Influenza A VIRus and Destabilization of Atherosclerotic Carotid Plaques (VIRAL)

The following data will be collected anonymously from the medical records:

• personal details (age, sex);
• comorbidity (presence of cardiovascular risk factors: arterial hypertension, smoking, dyslipidemia, ischemic heart disease, COPD, diabetes mellitus; chronic renal failure, history of cerebrovascular ischemic events);
• history of flu vaccination;
• clinical (weight, height); As per clinical practice, patients will undergo carotid endarterectomy surgery. Upon entry into the operating room, patients will be taken 4 ml of blood in 4 tubes with a specific anticoagulant (EDTA), from a peripheral venous access already positioned for the surgical procedure regardless of the study. These blood samples will be stored and processed appropriately for individual analyses.

Samples of atherosclerotic plaque removed during surgery will also be stored appropriately for subsequent investigations.

The data collected will be entered into the dedicated e-CRF and appropriately analyzed.

Use of blood samples Peripheral blood mononuclear cells (PBMC) will be separated and isolated from the venous blood sample using a Percoll gradient. These cells will be appropriately stimulated with influenza A virus antigens using specific commercial kits. This process will allow the evaluation of immune reactivity to the virus, both in the group of patients with vulnerable carotid plaque (group A) and in those with non-vulnerable plaque (group B). On the serum of the same samples, the quantitative expression of some cytokines/chemokines involved in inflammation and the atherosclerotic process (IL-6, IL-1β, TNF-α, IFN-γ, MCP-1) will be evaluated using the ELISA method).

The appropriate antibody evaluation will also be performed to test for any acute IV A infections.

Use of vascular samples Histology investigations will be carried out on atherosclerotic plaque samples which will allow determining the vulnerability or otherwise of the plaque, in such a way as to define the two groups of patients (A, vulnerable plaque; B, non-vulnerable plaque) to be analysed. and compare.

Western-Blot assays and immunohistochemical analyzes will also be performed on the same samples to evaluate the quantitative and qualitative expression of some molecules (V-CAM, I-CAM, E-Selectins) and receptors that identify scavenger macrophage cells (CD36 and Lectins -Like Ox-LDL-Receptor 1.

Finally, the same samples will be subjected to ELISA analysis for the quantitative research of the same cytokines/chemokines evaluated on the blood sample via RT-PCR. The possible presence of viral RNA will be evaluated on the atherosclerotic plaques by one step RT-PCR, as well as the T-specific cell reactivity to the IV A virus after the preparation of appropriate cell cultures which will be stimulated with the same commercial kit used to stimulate the PMBC of peripheral blood, according to the method described by Keller et al. Collaterally, the possible presence of viral or bacterial DNA in the plaques will be checked. In particular, the presence of DNA from Human Polyomaviruses and Human Herpesviruses (herpes simplex virus 7 and 2, varicella zoster virus, Epstein-Barr virus, human cytomegalovirus, human herpesvirus 6) and Chlamydia will be analyzed through Real Time PCR.

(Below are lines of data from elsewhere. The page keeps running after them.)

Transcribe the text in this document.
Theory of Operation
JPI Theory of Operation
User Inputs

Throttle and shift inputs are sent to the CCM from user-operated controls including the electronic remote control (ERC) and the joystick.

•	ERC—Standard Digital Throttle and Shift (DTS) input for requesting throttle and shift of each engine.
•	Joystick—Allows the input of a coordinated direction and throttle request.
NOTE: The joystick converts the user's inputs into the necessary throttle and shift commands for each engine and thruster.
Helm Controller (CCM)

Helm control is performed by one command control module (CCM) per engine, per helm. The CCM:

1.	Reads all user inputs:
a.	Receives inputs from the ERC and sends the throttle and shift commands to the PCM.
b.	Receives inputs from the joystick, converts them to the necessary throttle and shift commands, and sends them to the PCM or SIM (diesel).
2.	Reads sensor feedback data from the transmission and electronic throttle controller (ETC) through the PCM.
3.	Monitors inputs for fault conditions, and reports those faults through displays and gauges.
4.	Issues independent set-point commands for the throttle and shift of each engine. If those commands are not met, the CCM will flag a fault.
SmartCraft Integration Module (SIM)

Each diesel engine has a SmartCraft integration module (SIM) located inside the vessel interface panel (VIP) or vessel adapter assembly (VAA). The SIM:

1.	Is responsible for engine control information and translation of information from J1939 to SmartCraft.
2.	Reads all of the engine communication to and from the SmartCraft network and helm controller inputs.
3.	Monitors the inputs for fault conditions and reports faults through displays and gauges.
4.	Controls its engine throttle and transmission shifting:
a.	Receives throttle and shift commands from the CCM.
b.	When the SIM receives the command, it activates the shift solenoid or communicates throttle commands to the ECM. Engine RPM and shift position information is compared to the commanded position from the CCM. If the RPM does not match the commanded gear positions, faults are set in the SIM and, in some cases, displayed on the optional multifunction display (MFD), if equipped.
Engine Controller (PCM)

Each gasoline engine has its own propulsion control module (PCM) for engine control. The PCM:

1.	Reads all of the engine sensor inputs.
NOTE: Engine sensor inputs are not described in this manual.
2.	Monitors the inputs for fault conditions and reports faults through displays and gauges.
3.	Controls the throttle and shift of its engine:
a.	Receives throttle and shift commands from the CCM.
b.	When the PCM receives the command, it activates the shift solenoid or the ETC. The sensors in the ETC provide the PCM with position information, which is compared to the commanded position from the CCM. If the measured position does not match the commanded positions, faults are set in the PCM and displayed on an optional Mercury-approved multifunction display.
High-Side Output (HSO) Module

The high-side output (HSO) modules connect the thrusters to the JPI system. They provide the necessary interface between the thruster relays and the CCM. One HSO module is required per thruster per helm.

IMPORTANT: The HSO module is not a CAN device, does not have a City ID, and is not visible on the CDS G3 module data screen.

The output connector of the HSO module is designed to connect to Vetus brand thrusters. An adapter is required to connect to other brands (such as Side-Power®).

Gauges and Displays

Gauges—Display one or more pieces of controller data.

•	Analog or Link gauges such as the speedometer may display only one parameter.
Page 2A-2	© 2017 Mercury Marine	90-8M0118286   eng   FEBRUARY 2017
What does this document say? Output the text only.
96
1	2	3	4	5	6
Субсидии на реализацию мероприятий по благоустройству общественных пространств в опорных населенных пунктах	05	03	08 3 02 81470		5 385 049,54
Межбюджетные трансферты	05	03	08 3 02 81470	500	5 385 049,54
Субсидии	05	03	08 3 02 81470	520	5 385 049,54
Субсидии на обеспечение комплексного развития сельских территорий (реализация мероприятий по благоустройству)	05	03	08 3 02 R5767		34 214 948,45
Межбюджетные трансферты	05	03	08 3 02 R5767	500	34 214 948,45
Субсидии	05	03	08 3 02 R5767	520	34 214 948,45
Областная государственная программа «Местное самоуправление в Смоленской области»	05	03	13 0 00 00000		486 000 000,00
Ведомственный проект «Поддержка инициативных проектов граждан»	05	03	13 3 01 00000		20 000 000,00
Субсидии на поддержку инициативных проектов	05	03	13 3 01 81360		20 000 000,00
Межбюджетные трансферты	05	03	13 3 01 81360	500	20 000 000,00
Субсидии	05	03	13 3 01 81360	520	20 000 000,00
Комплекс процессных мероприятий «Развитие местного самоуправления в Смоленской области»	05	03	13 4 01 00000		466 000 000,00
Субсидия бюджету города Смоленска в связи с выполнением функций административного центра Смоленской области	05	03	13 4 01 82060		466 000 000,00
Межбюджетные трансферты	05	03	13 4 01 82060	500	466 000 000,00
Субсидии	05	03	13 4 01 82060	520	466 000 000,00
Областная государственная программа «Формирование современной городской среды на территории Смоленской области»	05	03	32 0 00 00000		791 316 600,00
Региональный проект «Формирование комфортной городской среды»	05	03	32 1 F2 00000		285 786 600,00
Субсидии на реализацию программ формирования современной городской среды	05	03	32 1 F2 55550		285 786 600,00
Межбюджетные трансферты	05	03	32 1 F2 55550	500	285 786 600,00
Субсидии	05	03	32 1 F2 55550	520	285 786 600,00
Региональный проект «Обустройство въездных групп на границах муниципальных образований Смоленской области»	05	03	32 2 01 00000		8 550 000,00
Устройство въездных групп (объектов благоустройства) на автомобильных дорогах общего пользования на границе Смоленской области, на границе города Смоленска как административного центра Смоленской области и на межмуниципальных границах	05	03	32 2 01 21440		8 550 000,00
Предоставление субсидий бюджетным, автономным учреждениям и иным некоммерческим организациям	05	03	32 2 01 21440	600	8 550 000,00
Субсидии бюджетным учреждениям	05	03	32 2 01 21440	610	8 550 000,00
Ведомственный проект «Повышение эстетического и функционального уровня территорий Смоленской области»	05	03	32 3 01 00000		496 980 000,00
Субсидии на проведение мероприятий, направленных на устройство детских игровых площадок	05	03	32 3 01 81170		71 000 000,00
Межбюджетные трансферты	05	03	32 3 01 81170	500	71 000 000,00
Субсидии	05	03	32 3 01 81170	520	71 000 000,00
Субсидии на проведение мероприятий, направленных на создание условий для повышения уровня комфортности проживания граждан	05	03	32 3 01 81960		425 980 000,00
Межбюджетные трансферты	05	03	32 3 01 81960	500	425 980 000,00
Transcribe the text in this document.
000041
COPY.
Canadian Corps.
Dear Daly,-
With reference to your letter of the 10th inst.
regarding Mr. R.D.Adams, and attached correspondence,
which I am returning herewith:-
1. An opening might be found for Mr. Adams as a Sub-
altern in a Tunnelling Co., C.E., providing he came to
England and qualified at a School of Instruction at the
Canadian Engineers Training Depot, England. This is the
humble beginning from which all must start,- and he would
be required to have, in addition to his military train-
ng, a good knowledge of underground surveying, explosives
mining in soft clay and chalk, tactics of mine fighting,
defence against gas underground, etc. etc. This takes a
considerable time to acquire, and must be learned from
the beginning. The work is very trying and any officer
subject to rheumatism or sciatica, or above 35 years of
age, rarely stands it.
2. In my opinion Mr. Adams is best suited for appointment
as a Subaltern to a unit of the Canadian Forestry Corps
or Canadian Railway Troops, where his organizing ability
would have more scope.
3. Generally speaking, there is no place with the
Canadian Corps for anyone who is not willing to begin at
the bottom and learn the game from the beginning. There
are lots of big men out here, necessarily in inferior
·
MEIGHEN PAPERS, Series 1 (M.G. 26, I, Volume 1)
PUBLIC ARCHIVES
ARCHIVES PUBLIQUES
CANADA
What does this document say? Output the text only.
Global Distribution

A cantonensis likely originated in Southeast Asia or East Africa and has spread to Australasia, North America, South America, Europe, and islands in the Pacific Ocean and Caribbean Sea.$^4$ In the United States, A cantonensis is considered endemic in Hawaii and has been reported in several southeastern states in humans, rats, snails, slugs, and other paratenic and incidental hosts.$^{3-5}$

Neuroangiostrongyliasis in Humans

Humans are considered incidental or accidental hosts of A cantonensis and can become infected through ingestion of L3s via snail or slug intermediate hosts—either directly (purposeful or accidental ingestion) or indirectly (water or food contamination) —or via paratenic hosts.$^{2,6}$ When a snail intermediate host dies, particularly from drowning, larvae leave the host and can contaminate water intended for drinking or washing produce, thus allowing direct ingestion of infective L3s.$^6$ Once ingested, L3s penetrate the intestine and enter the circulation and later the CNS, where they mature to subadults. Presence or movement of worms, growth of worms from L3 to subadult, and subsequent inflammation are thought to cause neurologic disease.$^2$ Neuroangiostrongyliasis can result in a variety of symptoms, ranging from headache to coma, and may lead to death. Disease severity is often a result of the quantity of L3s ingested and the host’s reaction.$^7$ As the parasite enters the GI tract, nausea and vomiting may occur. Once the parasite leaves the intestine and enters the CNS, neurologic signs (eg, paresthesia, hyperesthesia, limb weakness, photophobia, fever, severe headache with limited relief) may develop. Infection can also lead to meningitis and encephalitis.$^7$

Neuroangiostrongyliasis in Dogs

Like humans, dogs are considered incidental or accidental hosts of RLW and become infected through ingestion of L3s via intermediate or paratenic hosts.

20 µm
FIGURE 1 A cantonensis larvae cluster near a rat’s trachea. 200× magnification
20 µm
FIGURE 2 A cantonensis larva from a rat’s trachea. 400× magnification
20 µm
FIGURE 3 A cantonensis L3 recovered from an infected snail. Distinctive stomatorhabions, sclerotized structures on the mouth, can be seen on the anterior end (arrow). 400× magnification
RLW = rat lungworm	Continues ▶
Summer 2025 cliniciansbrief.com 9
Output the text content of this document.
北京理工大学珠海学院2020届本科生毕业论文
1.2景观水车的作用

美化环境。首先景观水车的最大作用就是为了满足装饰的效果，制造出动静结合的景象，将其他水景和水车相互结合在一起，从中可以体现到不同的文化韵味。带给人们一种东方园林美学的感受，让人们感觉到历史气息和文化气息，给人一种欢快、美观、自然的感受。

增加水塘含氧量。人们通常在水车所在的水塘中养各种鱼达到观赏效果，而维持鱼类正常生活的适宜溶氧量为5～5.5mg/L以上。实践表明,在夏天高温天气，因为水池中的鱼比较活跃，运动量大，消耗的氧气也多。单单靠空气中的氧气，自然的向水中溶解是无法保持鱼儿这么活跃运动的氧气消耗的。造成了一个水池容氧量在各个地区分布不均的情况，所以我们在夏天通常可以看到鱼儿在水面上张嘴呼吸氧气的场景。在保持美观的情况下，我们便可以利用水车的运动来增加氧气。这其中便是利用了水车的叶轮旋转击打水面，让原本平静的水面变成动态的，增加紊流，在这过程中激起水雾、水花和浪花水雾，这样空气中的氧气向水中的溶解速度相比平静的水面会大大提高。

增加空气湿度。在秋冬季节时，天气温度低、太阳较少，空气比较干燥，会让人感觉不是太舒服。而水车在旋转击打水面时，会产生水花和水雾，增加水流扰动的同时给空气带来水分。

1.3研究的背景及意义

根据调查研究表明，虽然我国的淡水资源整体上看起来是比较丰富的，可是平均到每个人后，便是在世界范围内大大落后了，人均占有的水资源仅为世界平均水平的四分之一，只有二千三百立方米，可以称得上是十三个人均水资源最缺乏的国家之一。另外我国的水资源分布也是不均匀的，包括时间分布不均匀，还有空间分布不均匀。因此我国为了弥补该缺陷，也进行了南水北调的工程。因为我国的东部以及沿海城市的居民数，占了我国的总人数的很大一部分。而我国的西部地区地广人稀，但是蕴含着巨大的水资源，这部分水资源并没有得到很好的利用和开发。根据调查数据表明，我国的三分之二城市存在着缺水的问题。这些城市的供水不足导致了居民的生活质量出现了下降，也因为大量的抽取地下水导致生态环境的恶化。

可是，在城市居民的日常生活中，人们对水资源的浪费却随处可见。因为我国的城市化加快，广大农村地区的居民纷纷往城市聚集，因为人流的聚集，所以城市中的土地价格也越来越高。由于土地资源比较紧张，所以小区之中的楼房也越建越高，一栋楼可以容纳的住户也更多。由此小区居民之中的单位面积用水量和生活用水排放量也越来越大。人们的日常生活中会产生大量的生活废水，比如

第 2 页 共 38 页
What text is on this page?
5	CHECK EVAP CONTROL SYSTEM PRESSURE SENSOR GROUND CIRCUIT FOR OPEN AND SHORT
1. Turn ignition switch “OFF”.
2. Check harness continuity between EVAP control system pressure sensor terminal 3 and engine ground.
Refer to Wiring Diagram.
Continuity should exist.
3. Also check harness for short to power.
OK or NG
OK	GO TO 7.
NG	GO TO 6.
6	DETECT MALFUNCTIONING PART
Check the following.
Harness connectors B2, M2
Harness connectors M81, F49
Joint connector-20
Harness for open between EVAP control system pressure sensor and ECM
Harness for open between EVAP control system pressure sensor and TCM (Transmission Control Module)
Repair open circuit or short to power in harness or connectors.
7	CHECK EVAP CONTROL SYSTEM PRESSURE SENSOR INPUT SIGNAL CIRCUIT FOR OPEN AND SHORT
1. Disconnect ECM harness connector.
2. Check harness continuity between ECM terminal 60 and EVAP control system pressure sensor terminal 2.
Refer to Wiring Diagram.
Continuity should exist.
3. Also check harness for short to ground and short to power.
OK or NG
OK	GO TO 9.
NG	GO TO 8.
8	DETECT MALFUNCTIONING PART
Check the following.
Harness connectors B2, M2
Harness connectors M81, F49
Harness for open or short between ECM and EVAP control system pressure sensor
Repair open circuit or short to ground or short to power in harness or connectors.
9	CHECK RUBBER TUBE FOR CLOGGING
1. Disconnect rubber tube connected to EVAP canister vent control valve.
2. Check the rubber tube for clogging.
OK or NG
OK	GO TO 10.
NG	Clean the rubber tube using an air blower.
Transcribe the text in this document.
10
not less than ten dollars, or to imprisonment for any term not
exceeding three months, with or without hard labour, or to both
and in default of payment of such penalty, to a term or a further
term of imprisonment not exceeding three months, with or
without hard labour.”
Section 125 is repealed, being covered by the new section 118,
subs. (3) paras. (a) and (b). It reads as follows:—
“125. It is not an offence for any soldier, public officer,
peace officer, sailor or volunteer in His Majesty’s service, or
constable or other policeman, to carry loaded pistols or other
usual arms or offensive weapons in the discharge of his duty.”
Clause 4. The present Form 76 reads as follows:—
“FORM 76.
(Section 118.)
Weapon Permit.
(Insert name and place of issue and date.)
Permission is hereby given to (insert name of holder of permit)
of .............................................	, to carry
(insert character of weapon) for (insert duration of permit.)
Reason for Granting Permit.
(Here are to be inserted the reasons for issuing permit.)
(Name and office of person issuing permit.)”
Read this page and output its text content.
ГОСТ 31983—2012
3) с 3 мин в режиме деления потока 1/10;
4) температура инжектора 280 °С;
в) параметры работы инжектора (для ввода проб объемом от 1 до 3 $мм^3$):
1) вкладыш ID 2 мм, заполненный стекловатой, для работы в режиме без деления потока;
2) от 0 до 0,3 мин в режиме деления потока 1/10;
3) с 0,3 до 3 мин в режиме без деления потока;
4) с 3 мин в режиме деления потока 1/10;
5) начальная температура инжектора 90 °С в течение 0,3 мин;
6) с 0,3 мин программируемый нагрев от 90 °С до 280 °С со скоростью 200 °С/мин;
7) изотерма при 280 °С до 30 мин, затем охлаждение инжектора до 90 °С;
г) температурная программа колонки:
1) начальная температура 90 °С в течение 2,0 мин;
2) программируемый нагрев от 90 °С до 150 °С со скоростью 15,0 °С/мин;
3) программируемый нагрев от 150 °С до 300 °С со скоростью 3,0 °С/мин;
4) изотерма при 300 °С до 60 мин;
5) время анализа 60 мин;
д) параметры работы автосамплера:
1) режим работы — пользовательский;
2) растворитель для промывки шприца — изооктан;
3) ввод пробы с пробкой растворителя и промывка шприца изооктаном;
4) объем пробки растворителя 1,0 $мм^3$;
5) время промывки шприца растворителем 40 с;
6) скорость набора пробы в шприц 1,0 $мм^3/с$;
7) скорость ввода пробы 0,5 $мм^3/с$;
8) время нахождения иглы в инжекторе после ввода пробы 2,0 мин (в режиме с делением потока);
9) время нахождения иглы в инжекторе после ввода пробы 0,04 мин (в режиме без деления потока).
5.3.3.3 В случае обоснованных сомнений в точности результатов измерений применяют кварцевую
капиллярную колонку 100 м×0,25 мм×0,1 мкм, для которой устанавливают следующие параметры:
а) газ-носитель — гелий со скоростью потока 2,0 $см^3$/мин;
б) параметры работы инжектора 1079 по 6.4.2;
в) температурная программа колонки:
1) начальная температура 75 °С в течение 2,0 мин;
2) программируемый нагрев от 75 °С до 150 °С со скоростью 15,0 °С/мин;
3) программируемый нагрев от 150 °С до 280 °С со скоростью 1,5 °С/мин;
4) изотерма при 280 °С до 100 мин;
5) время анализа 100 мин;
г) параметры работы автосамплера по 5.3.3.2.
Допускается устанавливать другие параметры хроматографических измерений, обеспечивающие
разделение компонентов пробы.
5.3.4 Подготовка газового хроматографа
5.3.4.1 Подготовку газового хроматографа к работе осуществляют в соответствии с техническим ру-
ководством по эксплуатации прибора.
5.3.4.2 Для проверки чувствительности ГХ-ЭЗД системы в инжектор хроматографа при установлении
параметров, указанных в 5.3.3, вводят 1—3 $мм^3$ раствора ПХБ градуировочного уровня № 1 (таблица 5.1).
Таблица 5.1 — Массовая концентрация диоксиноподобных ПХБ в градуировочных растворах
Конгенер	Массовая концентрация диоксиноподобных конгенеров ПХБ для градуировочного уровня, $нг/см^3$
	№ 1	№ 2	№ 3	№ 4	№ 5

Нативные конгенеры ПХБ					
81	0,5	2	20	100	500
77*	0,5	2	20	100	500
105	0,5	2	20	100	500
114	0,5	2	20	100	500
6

Evaluation of specific T-cell reactivity to virus IV A Taking as reference the method described by Keller et al, the stimulation index (SI) will be evaluated, both on the blood sample and on the atherosclerotic plaque, as the average count per minute (cpm) of cultures with the virus, divided by the mean cpm of parallel cultures without viruses.

Subsequently, the reactivity will be calculated based on the ratio between the SI of the plaque T cells and the SI of the peripheral blood T cells for each patient, defining responsive patients if the ratio is > 2 (patients with SI of the T cells T of the plaque significantly higher than those of the peripheral blood), and not responsive if the ratio is < 2 (in the latter case, patients with SI of the T cells of the peripheral blood greater than those of the plaque, or with SI of the T cells Plaque T not significantly higher than those of peripheral blood).